Champs-Élysées, the iconic avenue in central Paris, is all set for a complete transformation following the approval of plans to create an urban green oasis along the 1.9-kilometre route.

However, the €250-million (approx. AUD $400 million) greening project will begin only after the 2024 Summer Olympics, Paris Mayor Anne Hidalgo said. The proposal, which has the backing of local community leaders, cultural organisations and businesses, aims to redevelop the stretch between Arc de Triomphe and Place de la Concorde into an ‘extraordinary garden’, restoring the avenue’s lost splendour.

First laid out in 1670 and renovated in mid-19th century, the famed Champs-Élysées has turned into a crowded, high-traffic shopping zone and a preferred location for protests. The green makeover is aligned with the Mayor’s efforts to create green spaces across the capital city.

Designed by architectural practice PCA-Stream, the project aims to mitigate the current environmental impact by significantly increasing pedestrian areas, reducing vehicular traffic, laying low noise road surfacing, and creating tunnels of trees and ‘planted living rooms’, all aimed at decreasing pollution, improving air quality, and introducing new public spaces for relaxation.

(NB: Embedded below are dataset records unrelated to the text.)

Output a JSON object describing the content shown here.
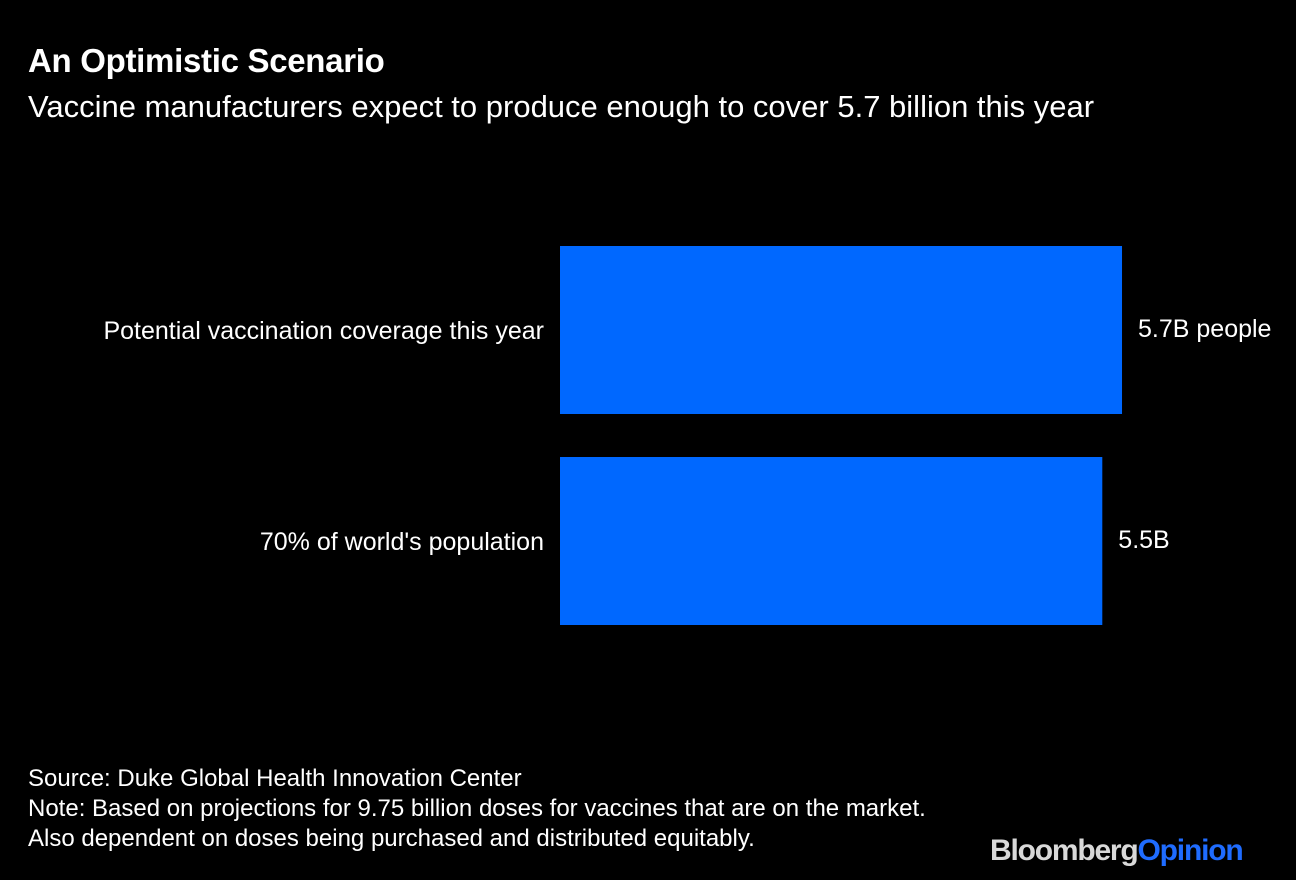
{
  "header": {
    "title": "An Optimistic Scenario",
    "subtitle": "Vaccine manufacturers expect to produce enough to cover 5.7 billion this year"
  },
  "chart_data": {
    "type": "bar",
    "orientation": "horizontal",
    "categories": [
      "Potential vaccination coverage this year",
      "70% of world's population"
    ],
    "values": [
      5.7,
      5.5
    ],
    "data_labels": [
      "5.7B people",
      "5.5B"
    ],
    "unit": "billion people",
    "bar_color": "#0068ff",
    "grid": false,
    "legend": "none"
  },
  "footer": {
    "source": "Source: Duke Global Health Innovation Center",
    "note": "Note: Based on projections for 9.75 billion doses for vaccines that are on the market. Also dependent on doses being purchased and distributed equitably."
  },
  "logo": {
    "brand": "Bloomberg",
    "section": "Opinion",
    "brand_color": "#d9d9d9",
    "section_color": "#1f6cff"
  }
}
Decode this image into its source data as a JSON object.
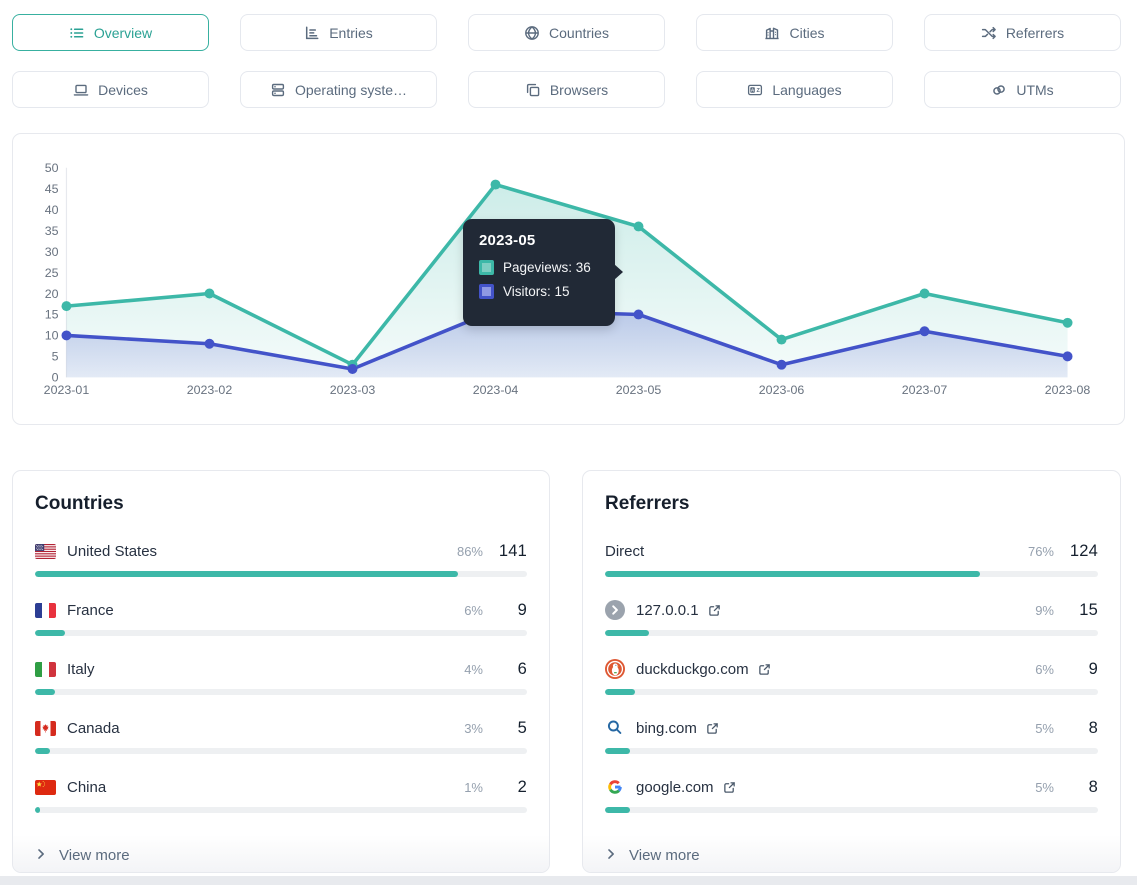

“The Champs-Élysées is becoming a collective space to experiment with the development of a sustainable, desirable and inclusive city by 2030 through focusing on four main strategic priorities: reducing the impact of urban mobilities, rethinking nature as an ecosystem, seeking new uses, and the use of data for measurement and regulation,” says PCA-Stream.

The Champs-Élysées urban transformation project is expected to be completed by 2030.